Dengan demikian, terdapat kontradiksi antara kedua putusan tersebut menilai kesalahan para Terdakwa John Monggo Tinambunan alias Simbolon, dkk sebgaai suruhan Terdakwa Ir. Saparuddin Simatupang alias Capalo. Untuk itu, Anator akan memberikan catatan-catatan atau anotasi hukum (legal annotation) terhadap putusan a quo.

II.        KASUS POSISI
Pada mulanya Terdakwa yang merupakan anggota DPRD Kabupaten Sibolga menyuruh atau memerintahkan saksi Jhon Monggo Tinambunan dan Sahirun Bakara (yang perkaranya diajukan dalam berkas terpisah) selanjutnya terdakwa dengan perantaraan saksi Asdin Sitompul menunjukkan peralatan dan disepakati dari hasil hutan yang dikerjakan oleh saksi Jhon Monggo Tinambunan dan Sahirun Bakara maka mereka akan mendapat upah dari terdakwa dengan bayaran sebesar Rp.150.000,-(seratus lima puluh ribu rupiah) per meter kubik dengan ketentuan hasil hutan berupa kayu olahan akan diserahkan kepada terdakwa atau diangkut ketempat pengetaman milik terdakwa, selanjutnya berdasarkan kesepakatan itu maka saksi Jhon Monggo Tinambunan dan Sahirun Bakara menerima peralatan berupa mesin chain saw dari terdakwa untuk memulai bekerja. Kegiatan tersebut tidak dilengkapi izin dari pejabat yang berwenang sesuai dengan ketentuan SK Menteri Kehutanan Nomor:382/MenhutII/2004.

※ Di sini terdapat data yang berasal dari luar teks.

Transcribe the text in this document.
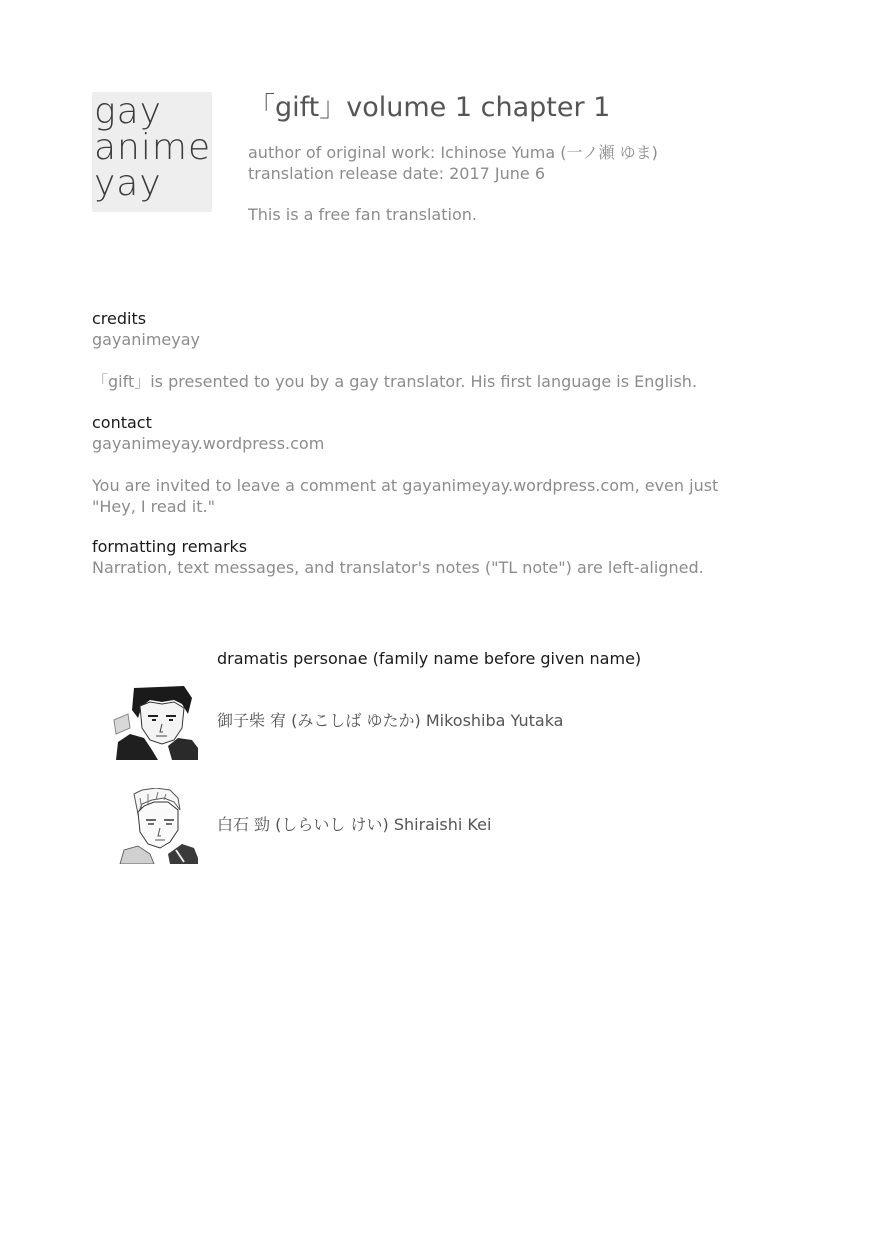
gay
anime
yay
「gift」volume 1 chapter 1

author of original work: Ichinose Yuma (一ノ瀬 ゆま)

translation release date: 2017 June 6

This is a free fan translation.

credits

gayanimeyay

「gift」is presented to you by a gay translator. His first language is English.

contact

gayanimeyay.wordpress.com

You are invited to leave a comment at gayanimeyay.wordpress.com, even just

"Hey, I read it."

formatting remarks

Narration, text messages, and translator's notes ("TL note") are left-aligned.

dramatis personae (family name before given name)
御子柴 宥 (みこしば ゆたか) Mikoshiba Yutaka
白石 勁 (しらいし けい) Shiraishi Kei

Kemudian, pada bulan Mei 2006 saksi Jhon Monggo Tinambunan dan Sahirun Bakara mulai bekerja dengan cara menebang, memanen atau memungut hasil hutan berupa kayu di hutan Datu Desa Sigiring-giring Kecamatan Tukka Kabupaten Tapanuli Tengah (setelah dilakukan peninjauan dilapangan pada tanggal 08 Agustus 2006 serta dihubungkan dengan peta lampiran Surat Keputusan Menteri Kehutanan Nomor:44/Menhut-II/2005 tanggal 16 Februari 2005 adalah kawasan hutan dengan status Hutan Negara).

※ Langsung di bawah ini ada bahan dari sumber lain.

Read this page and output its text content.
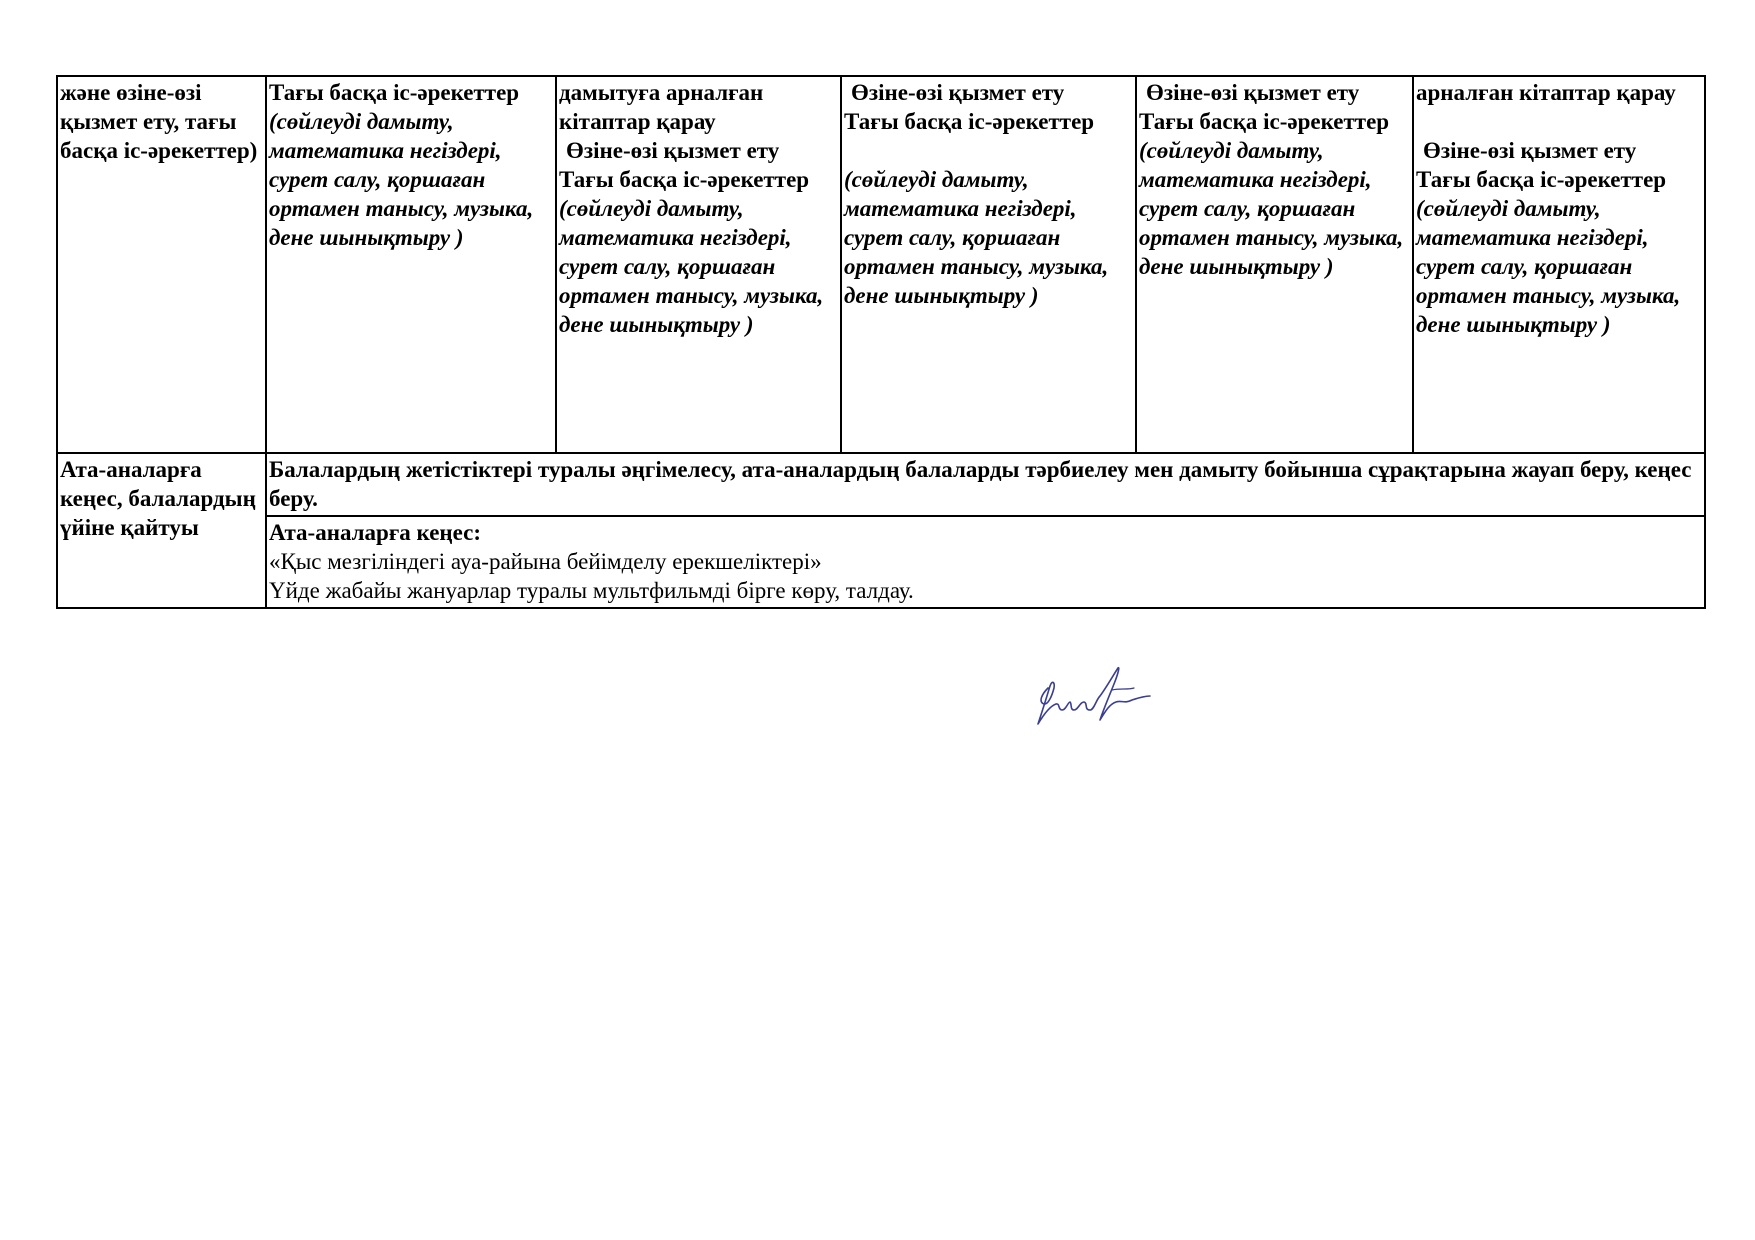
және өзіне-өзі қызмет ету, тағы басқа іс-әрекеттер)	Тағы басқа іс-әрекеттер
(сөйлеуді дамыту, математика негіздері, сурет салу, қоршаған ортамен танысу, музыка, дене шынықтыру )	дамытуға арналған кітаптар қарау
Өзіне-өзі қызмет ету
Тағы басқа іс-әрекеттер
(сөйлеуді дамыту, математика негіздері, сурет салу, қоршаған ортамен танысу, музыка, дене шынықтыру )	Өзіне-өзі қызмет ету
Тағы басқа іс-әрекеттер
(сөйлеуді дамыту, математика негіздері, сурет салу, қоршаған ортамен танысу, музыка, дене шынықтыру )	Өзіне-өзі қызмет ету
Тағы басқа іс-әрекеттер
(сөйлеуді дамыту, математика негіздері, сурет салу, қоршаған ортамен танысу, музыка, дене шынықтыру )	арналған кітаптар қарау
Өзіне-өзі қызмет ету
Тағы басқа іс-әрекеттер
(сөйлеуді дамыту, математика негіздері, сурет салу, қоршаған ортамен танысу, музыка, дене шынықтыру )

Ата-аналарға кеңес, балалардың үйіне қайтуы	Балалардың жетістіктері туралы әңгімелесу, ата-аналардың балаларды тәрбиелеу мен дамыту бойынша сұрақтарына жауап беру, кеңес беру.				

	Ата-аналарға кеңес:
«Қыс мезгіліндегі ауа-райына бейімделу ерекшеліктері»
Үйде жабайы жануарлар туралы мультфильмді бірге көру, талдау.				
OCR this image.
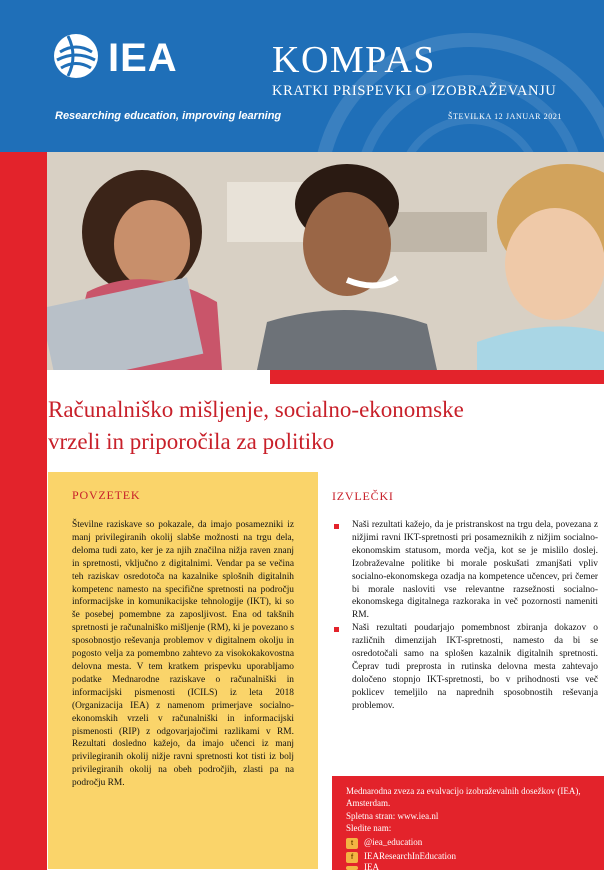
IEA
Researching education, improving learning
KOMPAS
KRATKI PRISPEVKI O IZOBRAŽEVANJU
ŠTEVILKA 12 JANUAR 2021
Računalniško mišljenje, socialno-ekonomske
vrzeli in priporočila za politiko
POVZETEK

Številne raziskave so pokazale, da imajo posamezniki iz manj privilegiranih okolij slabše možnosti na trgu dela, deloma tudi zato, ker je za njih značilna nižja raven znanj in spretnosti, vključno z digitalnimi. Vendar pa se večina teh raziskav osredotoča na kazalnike splošnih digitalnih kompetenc namesto na specifične spretnosti na področju informacijske in komunikacijske tehnologije (IKT), ki so še posebej pomembne za zaposljivost. Ena od takšnih spretnosti je računalniško mišljenje (RM), ki je povezano s sposobnostjo reševanja problemov v digitalnem okolju in pogosto velja za pomembno zahtevo za visokokakovostna delovna mesta. V tem kratkem prispevku uporabljamo podatke Mednarodne raziskave o računalniški in informacijski pismenosti (ICILS) iz leta 2018 (Organizacija IEA) z namenom primerjave socialno-ekonomskih vrzeli v računalniški in informacijski pismenosti (RIP) z odgovarjajočimi razlikami v RM. Rezultati dosledno kažejo, da imajo učenci iz manj privilegiranih okolij nižje ravni spretnosti kot tisti iz bolj privilegiranih okolij na obeh področjih, zlasti pa na področju RM.

IZVLEČKI
Naši rezultati kažejo, da je pristranskost na trgu dela, povezana z nižjimi ravni IKT-spretnosti pri posameznikih z nižjim socialno-ekonomskim statusom, morda večja, kot se je mislilo doslej. Izobraževalne politike bi morale poskušati zmanjšati vpliv socialno-ekonomskega ozadja na kompetence učencev, pri čemer bi morale nasloviti vse relevantne razsežnosti socialno-ekonomskega digitalnega razkoraka in več pozornosti nameniti RM.
Naši rezultati poudarjajo pomembnost zbiranja dokazov o različnih dimenzijah IKT-spretnosti, namesto da bi se osredotočali samo na splošen kazalnik digitalnih spretnosti. Čeprav tudi preprosta in rutinska delovna mesta zahtevajo določeno stopnjo IKT-spretnosti, bo v prihodnosti vse več poklicev temeljilo na naprednih sposobnostih reševanja problemov.
Mednarodna zveza za evalvacijo izobraževalnih dosežkov (IEA),
Amsterdam.
Spletna stran: www.iea.nl
Sledite nam:
t	@iea_education
f	IEAResearchInEducation
IEA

Selanjutnya kayu tersebut diolah menjadi papan atau panel dengan ukuran untuk panel panjang 4 m, tebal 4 cm, dan lebar 20 cm dan untuk papan dengan ukuran 4 m, lebar 25 cm, tebal 2 cm, sehingga hasil hutan yang ditebang, dipanen atau dipungut oleh saksi Jhon Monggo Tinambunan dan Sahirun Bakara yang telah diolah menjadi papan atau panen sebanyak 5 (lima) m3 dan saksi Jhon Monggo Tinambunan dan Sahirun Bakara telah menerima upah atas hasil pekerjaan tersebut adalah sebesar Rp.400.000,- (empat ratus ribu rupiah) untuk saksi Jhon Monggo Tinambunan dan sebesar Rp.320.000,-(tiga ratus dua puluh ribu rupiah) untuk saksi saksi Sahirun Bakara telah diterima dari terdakwa.

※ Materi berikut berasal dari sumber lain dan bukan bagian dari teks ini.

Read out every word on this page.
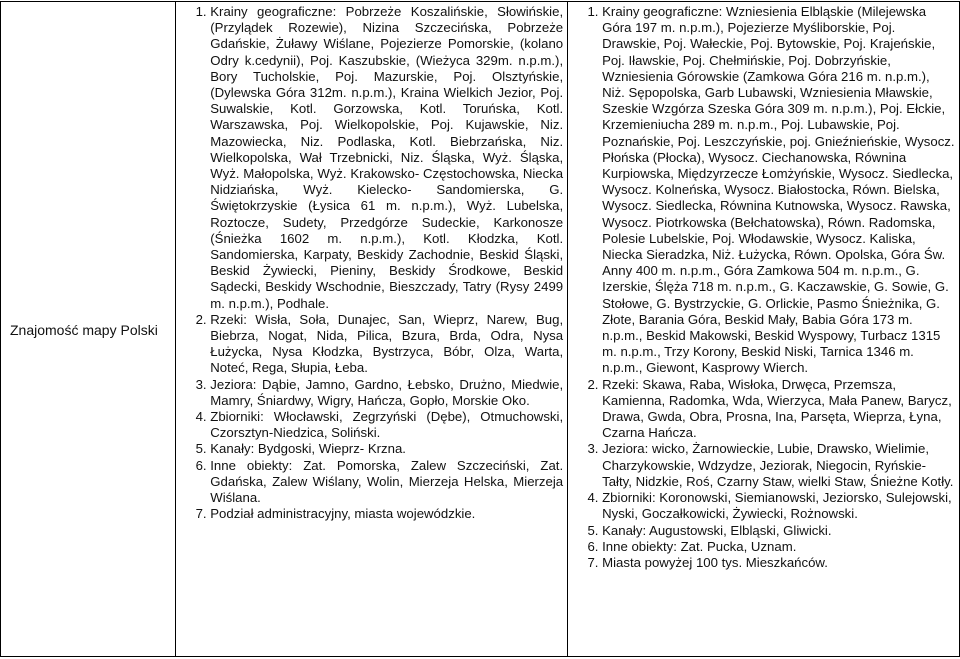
Znajomość mapy Polski	
1. Krainy geograficzne: Pobrzeże Koszalińskie, Słowińskie, (Przylądek Rozewie), Nizina Szczecińska, Pobrzeże Gdańskie, Żuławy Wiślane, Pojezierze Pomorskie, (kolano Odry k.cedynii), Poj. Kaszubskie, (Wieżyca 329m. n.p.m.), Bory Tucholskie, Poj. Mazurskie, Poj. Olsztyńskie, (Dylewska Góra 312m. n.p.m.), Kraina Wielkich Jezior, Poj. Suwalskie, Kotl. Gorzowska, Kotl. Toruńska, Kotl. Warszawska, Poj. Wielkopolskie, Poj. Kujawskie, Niz. Mazowiecka, Niz. Podlaska, Kotl. Biebrzańska, Niz. Wielkopolska, Wał Trzebnicki, Niz. Śląska, Wyż. Śląska, Wyż. Małopolska, Wyż. Krakowsko- Częstochowska, Niecka Nidziańska, Wyż. Kielecko- Sandomierska, G. Świętokrzyskie (Łysica 61 m. n.p.m.), Wyż. Lubelska, Roztocze, Sudety, Przedgórze Sudeckie, Karkonosze (Śnieżka 1602 m. n.p.m.), Kotl. Kłodzka, Kotl. Sandomierska, Karpaty, Beskidy Zachodnie, Beskid Śląski, Beskid Żywiecki, Pieniny, Beskidy Środkowe, Beskid Sądecki, Beskidy Wschodnie, Bieszczady, Tatry (Rysy 2499 m. n.p.m.), Podhale.
2. Rzeki: Wisła, Soła, Dunajec, San, Wieprz, Narew, Bug, Biebrza, Nogat, Nida, Pilica, Bzura, Brda, Odra, Nysa Łużycka, Nysa Kłodzka, Bystrzyca, Bóbr, Olza, Warta, Noteć, Rega, Słupia, Łeba.
3. Jeziora: Dąbie, Jamno, Gardno, Łebsko, Drużno, Miedwie, Mamry, Śniardwy, Wigry, Hańcza, Gopło, Morskie Oko.
4. Zbiorniki: Włocławski, Zegrzyński (Dębe), Otmuchowski, Czorsztyn-Niedzica, Soliński.
5. Kanały: Bydgoski, Wieprz- Krzna.
6. Inne obiekty: Zat. Pomorska, Zalew Szczeciński, Zat. Gdańska, Zalew Wiślany, Wolin, Mierzeja Helska, Mierzeja Wiślana.
7. Podział administracyjny, miasta wojewódzkie.

1. Krainy geograficzne: Wzniesienia Elbląskie (Milejewska Góra 197 m. n.p.m.), Pojezierze Myśliborskie, Poj. Drawskie, Poj. Wałeckie, Poj. Bytowskie, Poj. Krajeńskie, Poj. Iławskie, Poj. Chełmińskie, Poj. Dobrzyńskie, Wzniesienia Górowskie (Zamkowa Góra 216 m. n.p.m.), Niż. Sępopolska, Garb Lubawski, Wzniesienia Mławskie, Szeskie Wzgórza Szeska Góra 309 m. n.p.m.), Poj. Ełckie, Krzemieniucha 289 m. n.p.m., Poj. Lubawskie, Poj. Poznańskie, Poj. Leszczyńskie, poj. Gnieźnieńskie, Wysocz. Płońska (Płocka), Wysocz. Ciechanowska, Równina Kurpiowska, Międzyrzecze Łomżyńskie, Wysocz. Siedlecka, Wysocz. Kolneńska, Wysocz. Białostocka, Równ. Bielska, Wysocz. Siedlecka, Równina Kutnowska, Wysocz. Rawska, Wysocz. Piotrkowska (Bełchatowska), Równ. Radomska, Polesie Lubelskie, Poj. Włodawskie, Wysocz. Kaliska, Niecka Sieradzka, Niż. Łużycka, Równ. Opolska, Góra Św. Anny 400 m. n.p.m., Góra Zamkowa 504 m. n.p.m., G. Izerskie, Ślęża 718 m. n.p.m., G. Kaczawskie, G. Sowie, G. Stołowe, G. Bystrzyckie, G. Orlickie, Pasmo Śnieżnika, G. Złote, Barania Góra, Beskid Mały, Babia Góra 173 m. n.p.m., Beskid Makowski, Beskid Wyspowy, Turbacz 1315 m. n.p.m., Trzy Korony, Beskid Niski, Tarnica 1346 m. n.p.m., Giewont, Kasprowy Wierch.
2. Rzeki: Skawa, Raba, Wisłoka, Drwęca, Przemsza, Kamienna, Radomka, Wda, Wierzyca, Mała Panew, Barycz, Drawa, Gwda, Obra, Prosna, Ina, Parsęta, Wieprza, Łyna, Czarna Hańcza.
3. Jeziora: wicko, Żarnowieckie, Lubie, Drawsko, Wielimie, Charzykowskie, Wdzydze, Jeziorak, Niegocin, Ryńskie-Tałty, Nidzkie, Roś, Czarny Staw, wielki Staw, Śnieżne Kotły.
4. Zbiorniki: Koronowski, Siemianowski, Jeziorsko, Sulejowski, Nyski, Goczałkowicki, Żywiecki, Rożnowski.
5. Kanały: Augustowski, Elbląski, Gliwicki.
6. Inne obiekty: Zat. Pucka, Uznam.
7. Miasta powyżej 100 tys. Mieszkańców.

Pada tanggal 24 Juli 2006 sekira pukul 16.00 wib ketika saksi Jhon Monggo Tinambunan dan Sahirun Bakara ditangkap oleh petugas kepolisian dari Polres Tapanuli Tengah dan dari saksi Jhon Monggo Tinambunan dan Sahirun Bakara disita 1 (satu) mesin chain saw dan 62 (enam puluh dua) batang kayu olahan yaitu jenis: 1) Ketapang: 30 batang dengan volume/berat 1,1056 M3; 2) Nyatoh: 17 batang dengan volume/berat 0,3580 M3; 3) Dara-dara: 15 batang dengan volume/berat 0,3440 M3, sehngga berjumlah 62 batang dengan volume/berat 1,8076 M3.
Berdasarkan Surat Keputusan Menteri Pertanian Nomor:923/KPTS/Um/12/1982 tanggal 27 Desember 1982, Undang-undang Nomor: 2 Tahun 1992 tentang Tata Ruang dan Peraturan Pemerintah Daerah Propinsi Sumatera Utara Nomor 7 Tahun 2003 bahwa fungsi kawasan hutan negara yang terletak di Hutan Datu Desa Sigiring-giring Kecamatan Tukka Kabupaten Tapanuli Tengah adalah kawasan peruntukan lain.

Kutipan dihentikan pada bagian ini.